En septembre 2015, Simon Charlebois, Pierre Achim et Louis-Gérard Dallaire annonçaient la création du Fonds de formation Rio Tinto Alcan. Moins de trois ans plus tard, cette caisse de 1,1 million $ a été entièrement investie dans le milieu.

Épuisé en moins de trois ans

SHAWINIGAN — Simon Charlebois lui avait prédit une durée maximale de cinq ans, mais il en a finalement fallu la moitié moins pour épuiser la caisse de 1,1 million $ disponible dans le Fonds de formation Rio Tinto Alcan Shawinigan, lancé à l’automne 2015. Le directeur général de la Société d’aide au développement des collectivités Centre-de-la-Mauricie, qui gérait cet outil, n’est pas trop étonné de cette popularité, dans le contexte actuel du marché du travail.

Le Fonds de formation Rio Tinto Alcan Shawinigan avait été créé avec les sommes résiduelles d’un fonds similaire qui existait à l’ancienne aluminerie, pour les cadres et les syndiqués. Après la fermeture de l’usine en 2013 et le reclassement des employés, un montant de 1,1 million $ restait disponible. Le siège social de la multinationale avait décidé d’en faire bénéficier le milieu.

Moins de trois ans plus tard, ce montant a été entièrement investi. En tout, 914 travailleurs dans 157 entreprises de Shawinigan ont obtenu des formations sur mesure grâce à ce fonds.

«Ça a été une belle aventure, mais le fonds est épuisé depuis le mois de mai», précise M. Charlebois. «On recevait entre 15 et 20 demandes par mois. Une des façons de se prévaloir de la pénurie de main-d’œuvre, c’est d’aider des employés à développer de nouvelles compétences pour qu’ils deviennent plus efficaces. Les entreprises ont parfois tendance à investir dans de la nouvelle machinerie, mais elles ne voient pas toujours la formation comme un investissement dans ses ressources humaines. On espère avoir semé une nouvelle culture.»

Ce fonds s’adressait aux entreprises de moins de 100 employés. Les subventions pouvaient atteindre un maximum de 25 000 $ par dossier. Il complétait très bien ce qui était déjà offert en aide à la formation chez Emploi Québec.

«On entendait parler de frustration en ce qui concerne les contraintes des programmes existants», glisse M. Charlebois. «Nous avons même fait moins de promotion qu’on l’aurait cru. Les institutions de formation se sont mises de la partie, de même que des consultants privés.»

Autre bonne année
La fin de ce programme constitue l’un des faits saillants en 2017-2018 de la SADC Centre-de-la-Mauricie.

Au cours de la dernière année financière, le Fonds SADC a investi près de 1,7 million $ dans 25 projets. Ces prêts ont provoqué des investissements supplémentaires de 6,9 millions $, tout en créant ou maintenant 211 emplois.

De son côté, le Fonds stratégie jeunesse a appuyé 18 dossiers, pour un montant total de 274 500 $. Ce levier a généré des investissements supplémentaires de 1,9 million $, en plus de créer ou de maintenir une centaine d’emplois.

Bien que le bilan du Fonds SADC n’ait pas réussi à approcher son historique performance de 2016-2017, la dernière année financière demeure l’une des trois meilleures de l’histoire de l’organisation, précise M. Charlebois.

«Nous avons beaucoup parlé de diversification et on commence à voir les fruits», réitère-t-il. «Par exemple, nous avons fait beaucoup d’investissements dans les entreprises du numérique.
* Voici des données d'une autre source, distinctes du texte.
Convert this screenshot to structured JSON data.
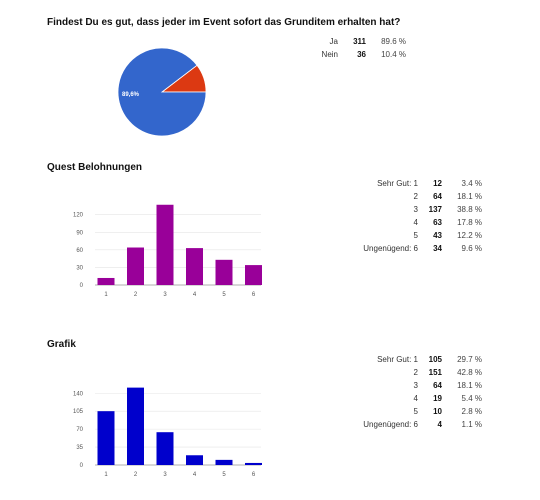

On n’est plus à pleurer sur les fermetures d’usines. Le taux de chômage n’a jamais été aussi bas. Le gros enjeu, c’est devenu le besoin de main-d’œuvre. On n’aurait pas dit ça quand la Belgo a fermé, il y a dix ans! J’ai entendu parler d’entreprises dont le chiffre d’affaires diminue de façon réfléchie parce qu’elles n’ont pas la main-d’œuvre nécessaire pour livrer.»

Quant au Fonds LaPrade, seulement deux dossiers ont été approuvés en 2017-2018. Ces prêts totalisant 160 000 $ ont permis de créer ou de maintenir 25 emplois, tout en entraînant des investissements supplémentaires de 870 000 $.

«Nous n’avons plus vraiment de liquidités à prêter dans ce fonds», rappelle M. Charlebois. «Tout est en entreprise présentement, ce qui représente un heureux problème! De toute façon, pour nos clients, un prêt du Fonds SADC ou du Fonds LaPrade, ça ne fait aucune différence.»

Au cours des prochaines semaines, le Fonds LaPrade devrait annoncer une entente avec des partenaires pour engager une ressource spécialisée dans l’accélération des projets d’expansion des entreprises.